I could spend days walking around here.
U pull lot typically only keep a car for a finite period of time. They will empty out the oldest rows and crush what is not picked by then, then buy new cars to fill them, and repeat. Rusty gold would have been picked by the time they crush the cars, likely a month or two later.I just found out recently that an online used parts reseller bought the local u-pull and emptied the whole lot last summer. Sad, there was lots of rusty gold in there. I hope they are reselling what was there and not just stopping competition.
You are probably right about most U-pulls having a fast turn over but not this one. Cars moved but you had 6-8 months before it was a shell, while others sat for years. They were letting a lot of exporters in to take most of the good stuff i noticed the last few times I was there. Now the next closest one is about an hour and fifteen, which stinks as it was 30 minutes to the old one. This place was gold for my 90s GMs, Honda and Ford that I've owned. Hopefully the next one will too.U pull lot typically only keep a car for a finite period of time. They will empty out the oldest rows and crush what is not picked by then, then buy new cars to fill them, and repeat. Rusty gold would have been picked by the time they crush the cars, likely a month or two later.
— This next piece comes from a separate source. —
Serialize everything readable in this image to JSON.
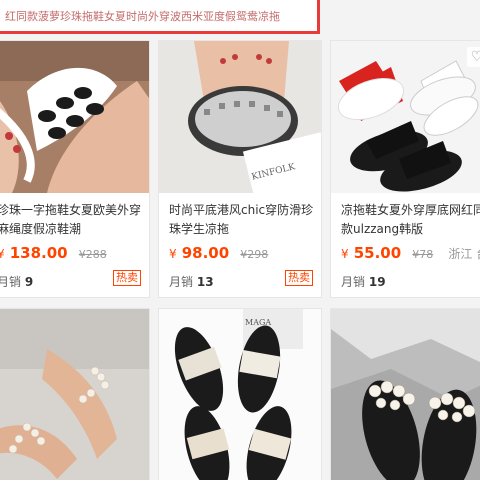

More and more cars are sent oversea to be fixed instead of locally fixed or junked. In a way I think it is more eco-friendly, but in a way it means if the cars have no international market and cost too much labor to fix, those parts would be worthless. I don't blame the owners or insurance for junking them. I blame the design, the manufacturers, and the trend toward larger more complicated cars that cannot be kept without too much work. A small Corolla would always be worth within reason for commuting, but a large SUVs that "may one day tow a boat", probably would be scraped before they ever tow one.